Because restoration is archaeology. This is resurrection. Garcia wanted to ask what that car could become if you gave it modern engineering without losing what made it matter in the first place—the rawness, the mechanical directness, the all-wheel-drive aggression.
Six hundred horsepower from a five-cylinder seems like a lot. Is that reliable?
It's the same engine architecture that's won awards in production form. But yes, this one is completely rebuilt with forged parts and new turbo packaging. It's not a stock engine pushed to the limit; it's engineered from the ground up for this application.
Why limit it to 84 cars?
The original won its championship in 1984. It's a gesture toward history, but it's also smart business. Scarcity creates value. Eighty-four units means this stays exclusive, stays desirable.

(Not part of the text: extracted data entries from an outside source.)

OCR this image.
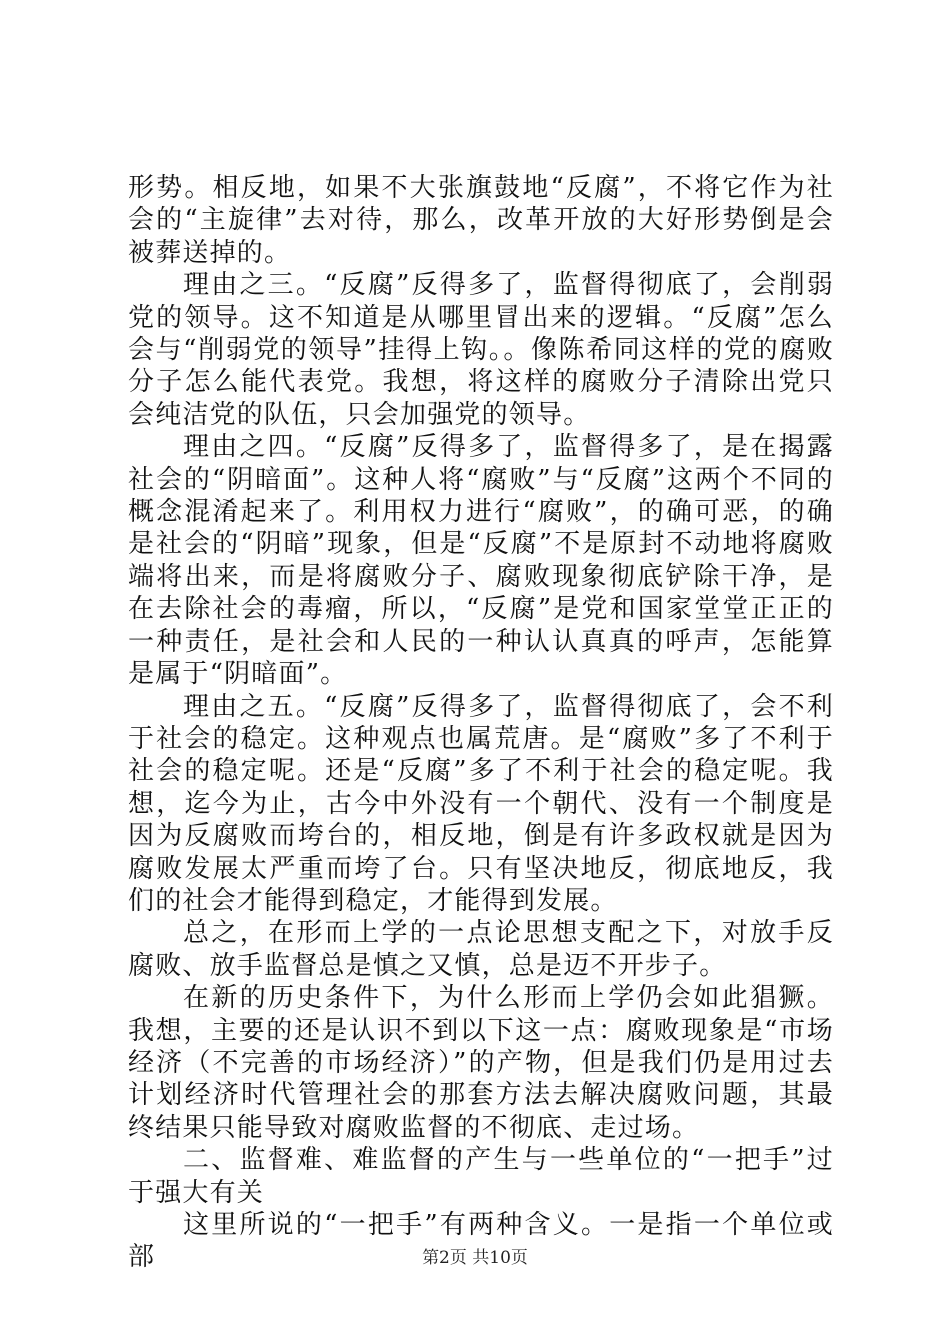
形势。相反地，如果不大张旗鼓地“反腐”，不将它作为社会的“主旋律”去对待，那么，改革开放的大好形势倒是会被葬送掉的。

理由之三。“反腐”反得多了，监督得彻底了，会削弱党的领导。这不知道是从哪里冒出来的逻辑。“反腐”怎么会与“削弱党的领导”挂得上钩。。像陈希同这样的党的腐败分子怎么能代表党。我想，将这样的腐败分子清除出党只会纯洁党的队伍，只会加强党的领导。

理由之四。“反腐”反得多了，监督得多了，是在揭露社会的“阴暗面”。这种人将“腐败”与“反腐”这两个不同的概念混淆起来了。利用权力进行“腐败”，的确可恶，的确是社会的“阴暗”现象，但是“反腐”不是原封不动地将腐败端将出来，而是将腐败分子、腐败现象彻底铲除干净，是在去除社会的毒瘤，所以，“反腐”是党和国家堂堂正正的一种责任，是社会和人民的一种认认真真的呼声，怎能算是属于“阴暗面”。

理由之五。“反腐”反得多了，监督得彻底了，会不利于社会的稳定。这种观点也属荒唐。是“腐败”多了不利于社会的稳定呢。还是“反腐”多了不利于社会的稳定呢。我想，迄今为止，古今中外没有一个朝代、没有一个制度是因为反腐败而垮台的，相反地，倒是有许多政权就是因为腐败发展太严重而垮了台。只有坚决地反，彻底地反，我们的社会才能得到稳定，才能得到发展。

总之，在形而上学的一点论思想支配之下，对放手反腐败、放手监督总是慎之又慎，总是迈不开步子。

在新的历史条件下，为什么形而上学仍会如此猖獗。我想，主要的还是认识不到以下这一点：腐败现象是“市场经济（不完善的市场经济）”的产物，但是我们仍是用过去计划经济时代管理社会的那套方法去解决腐败问题，其最终结果只能导致对腐败监督的不彻底、走过场。

二、监督难、难监督的产生与一些单位的“一把手”过于强大有关

这里所说的“一把手”有两种含义。一是指一个单位或部	第2页 共10页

At half a million euros, who actually buys this?
Collectors, mostly. People who understand what the original Sport Quattro meant to rally racing and automotive history. People who want that lineage in their garage, but in a form they can actually drive without worrying about 1980s reliability.
The renderings look aggressive. Does it actually drive like it looks?
That's the bet. The prototype is still being built. But on paper—the weight, the power, the all-wheel-drive system, the mechanical limited-slip rear—it should be genuinely quick and genuinely playable. Not a museum piece.
What happens if the prototype doesn't work?
Then HSR has a problem. But they've already got signed letters of intent. The market is waiting.